The risk that the workers fault on a bad vtable load is REAL but
HONEST — the crowbar's job is to test this exact thing.
## What ours's `ex_create_thread` does today
`crates/xenia-kernel/src/exports.rs:294-405`. Takes 6 PPC regs,
allocates thread image (stack + PCR + TLS), allocates a thread
handle, calls `scheduler.spawn(SpawnParams { ... })`, installs the
self-ref via `state.retain_handle(handle)`, writes the handle to
`r3` and tid to `r5`. Phase A `thread.create` event is emitted when
`event_log::is_enabled()`.
The host-side analog therefore only needs:
1. Allocate ctx page via `state.heap_alloc(0x1000, mem)` → write the
4 u32s described above into it.
2. For each of 4 entries: call a host-side `ex_create_thread`-like
helper that takes (entry, ctx_ptr, stack_size, suspended, affinity,
priority) directly, skipping the PPC-reg-marshalling.

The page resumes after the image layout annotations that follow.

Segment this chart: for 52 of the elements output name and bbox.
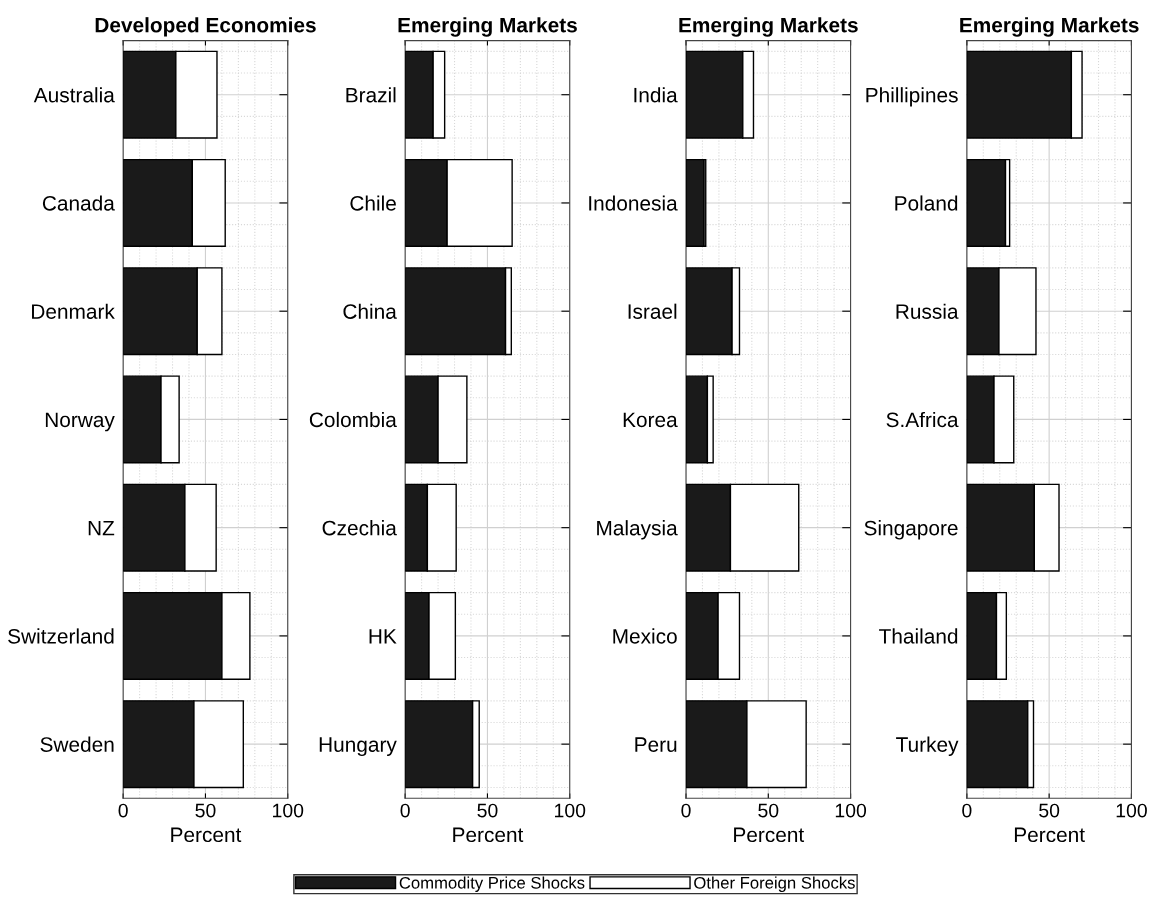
y-tick-label: Chile — [350, 195, 396, 211]
x-tick-label: 50 — [195, 803, 216, 818]
x-axis-title: Percent — [1014, 827, 1085, 843]
x-axis-title: Percent — [734, 827, 805, 843]
y-tick-label: Canada — [42, 195, 115, 211]
x-tick-label: 0 — [681, 803, 691, 818]
y-tick-label: Singapore — [864, 520, 958, 540]
y-tick-label: Peru — [635, 737, 677, 752]
y-tick-label: Hungary — [319, 737, 397, 757]
y-tick-label: S.Africa — [886, 411, 959, 428]
x-tick-label: 100 — [1116, 803, 1147, 818]
x-axis-title: Percent — [453, 827, 524, 843]
y-tick-label: HK — [369, 629, 397, 644]
y-tick-label: Norway — [45, 412, 115, 432]
y-tick-label: Indonesia — [589, 195, 678, 211]
y-tick-label: Korea — [623, 412, 678, 428]
y-tick-label: India — [634, 87, 678, 103]
y-tick-label: Brazil — [346, 87, 396, 103]
y-tick-label: NZ — [88, 520, 115, 536]
bar — [966, 158, 1007, 247]
y-tick-label: Australia — [33, 87, 115, 103]
y-tick-label: Switzerland — [8, 628, 114, 644]
x-tick-label: 50 — [1039, 803, 1060, 818]
y-tick-label: Czechia — [322, 520, 397, 536]
x-tick-label: 100 — [835, 803, 867, 818]
y-tick-label: Malaysia — [597, 520, 678, 540]
x-tick-label: 50 — [758, 803, 779, 818]
x-tick-label: 0 — [118, 803, 128, 818]
chart-title: Emerging Markets — [679, 17, 858, 37]
chart-title: Emerging Markets — [398, 17, 577, 37]
chart-title: Developed Economies — [95, 17, 316, 37]
x-tick-label: 100 — [555, 803, 586, 818]
x-tick-label: 0 — [962, 803, 972, 818]
x-tick-label: 50 — [477, 803, 498, 818]
y-tick-label: Thailand — [879, 628, 958, 644]
x-tick-label: 100 — [273, 803, 304, 818]
text: Commodity Price Shocks — [399, 876, 585, 892]
x-tick-label: 0 — [400, 803, 410, 818]
y-tick-label: Turkey — [896, 736, 959, 757]
x-axis-title: Percent — [171, 827, 242, 843]
y-tick-label: Israel — [628, 303, 677, 319]
chart-title: Emerging Markets — [960, 17, 1139, 37]
y-tick-label: Colombia — [309, 411, 397, 428]
y-tick-label: China — [343, 303, 397, 319]
text: Other Foreign Shocks — [694, 876, 855, 892]
y-tick-label: Poland — [895, 195, 958, 211]
y-tick-label: Sweden — [40, 736, 114, 752]
y-tick-label: Denmark — [32, 303, 115, 319]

3. Resume each of the 4 spawned threads via the scheduler's
`resume_ref`.
## Trigger choice
`coord_pre_round` in `xenia-app/src/main.rs:2038` is per-outer-round
and has access to both `KernelState` and `ExecStats`. Adding a
one-shot check on `stats.instruction_count >= threshold` is
trivially additive.
Threshold default = 20_000_000. At ~6.7M instr/sec lockstep that's
~3 s wallclock; well past the 10-thread initial spawn burst (which
peaks around the boot-init swap) but still early enough for the
workers to have time before the 200M cap.
Configurable via env `XENIA_CROWBAR_TRIGGER_INSTR=N`.
## LOC estimate
- `xenia-kernel/src/exports.rs` host_spawn_worker_thread helper: ~50 LOC
- `xenia-kernel/src/state.rs` crowbar `CrowbarConfig` field + `tick_crowbar`: ~40 LOC
- `xenia-app/src/main.rs` cvar + trigger wire-up: ~30 LOC
- Tests: ~50 LOC
Total ~170 LOC; trim by inlining the helper or sharing
`SpawnParams` boilerplate. Target ≤150 LOC.